Читать книгу Letters to My Son - Kent Nerburn - Страница 12
ОглавлениеI write this book as a father — not just as your father but as any father. Until you have a son of you own, you will never know what that means. You will never know the joy beyond joy, the love beyond feeling that resonates in the heart of a father as he looks upon his son. You will never know the sense of honor that makes a man want to be more than he is and to pass something good and hopeful into the hands of his son. And you will never know the heartbreak of the fathers who are haunted by the personal demons that keep them from being the men they want their sons to see.
You will see only the man that stands before you, or who has left your life, who exerts a power over you, for good or for ill, that will never let go.
It is a great privilege and a great burden to be that man. There is something that must be passed from father to son, or it is never passed as clearly. It is a sense of manhood, of self-worth, of responsibility to the world around us.
And yet, how to put it in words? We live in a time when it is hard to speak from the heart. Our lives are smothered by a thousand trivialities and the poetry of our spirits is silenced by the thoughts and cares of daily affairs. The song that lives in our hearts, the song that we have waited to share, the song of being a man, is silent. We find ourselves full of advice but devoid of belief.

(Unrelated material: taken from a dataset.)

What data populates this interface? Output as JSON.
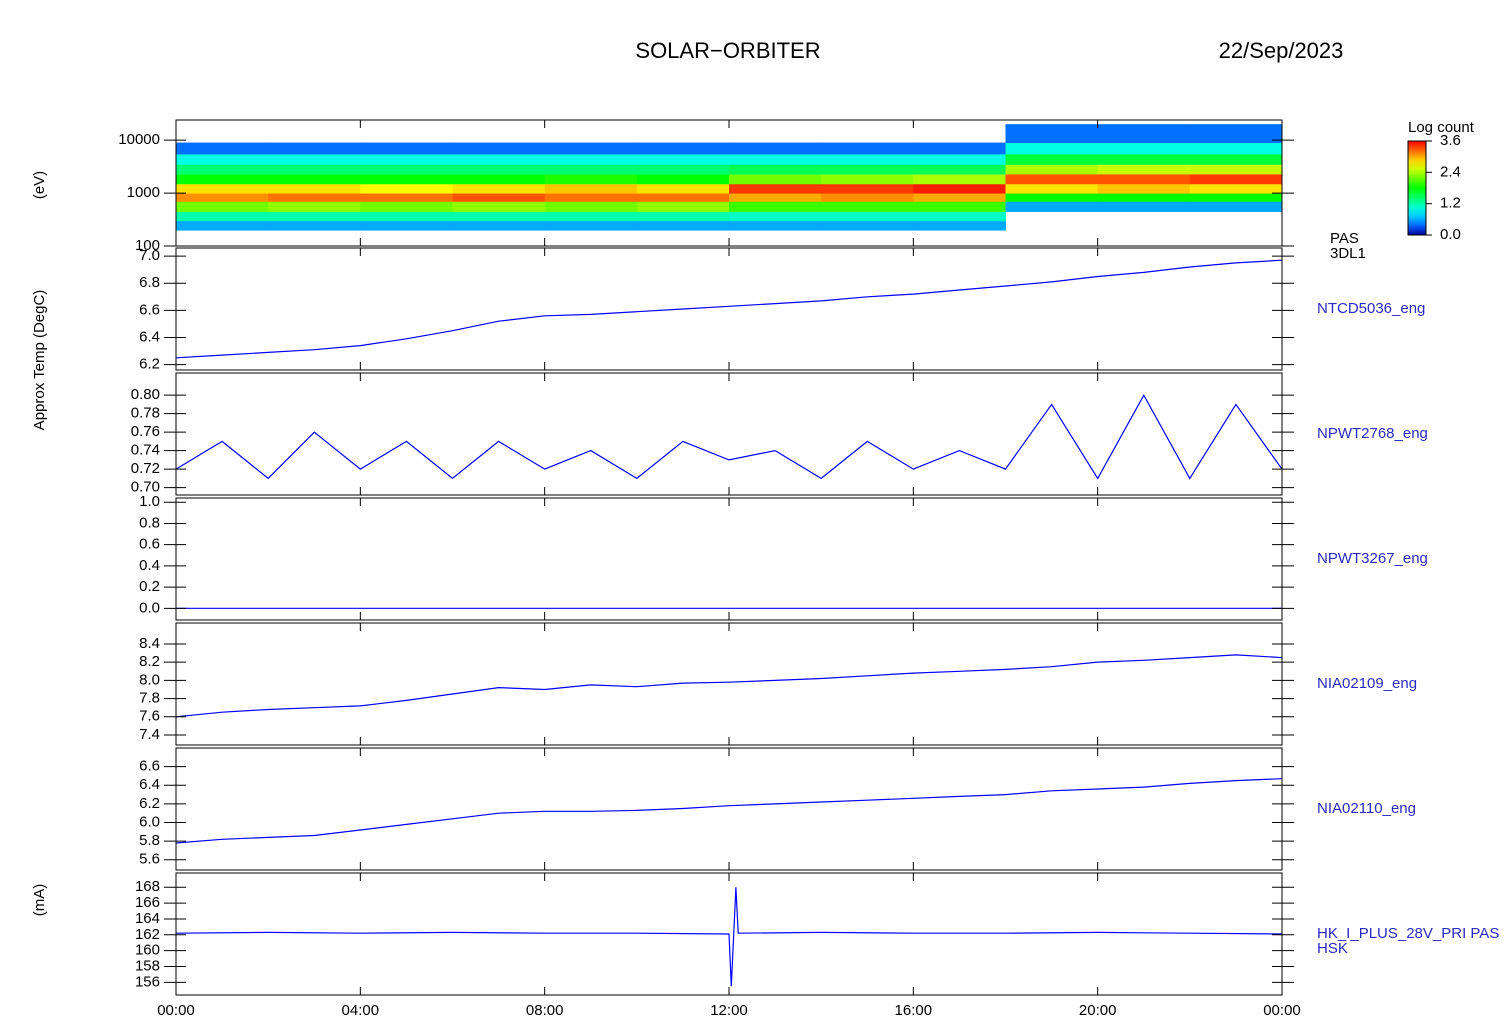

And so, I want to speak to you honestly. I do not have answers. But I do understand the questions. I see you struggling and discovering and striving upward, and I see myself reflected in your eyes and in your days. In some deep and fundamental way, I have been there, and I want to share.
I, too, have learned to walk, to run, to fall. I have had a first love. I have known fear and anger and sadness. My heart has been broken and I have known moments when the hand of God seemed to be on my shoulder. I have wept tears of sorrow and tears of joy.
There have been times of darkness when I thought I would never again see light, and there have been times when I wanted to dance and sing and hug every person I met.
I have felt myself emptied into the mystery of the universe, and I have had moments when the smallest slight threw me into a rage.
I have carried others when I barely had the strength to walk myself, and I have left others standing by the side of the road with their hands outstretched for help.
Sometimes I feel I have done more than anyone can ask; other times I feel I am a charlatan and a failure. I carry within me the spark of greatness and the darkness of heartless crimes.
In short, I am a man, as are you.
Although you will walk your own earth and move through your own time, the same sun will rise on you that rose on me, and the same seasons will course across your life as moved across mine. We will always be different, but we will always be the same.
And that is what this book is about. It is my attempt to give you the lessons of my life, so that you can use them in yours. They are not meant to make you into me. It is my greatest joy to watch you become yourself. But time reveals truths, and these truths are greater than either of us. If I can give them voice in a way that allows me to walk beside you during your days, then I will have done well.
To be your father is the greatest honor I have ever received. It allowed me to touch mystery for a moment, and to see my love made flesh. If I could have but one wish, it would be for you to pass that love along. After all, there is not much more to life than that.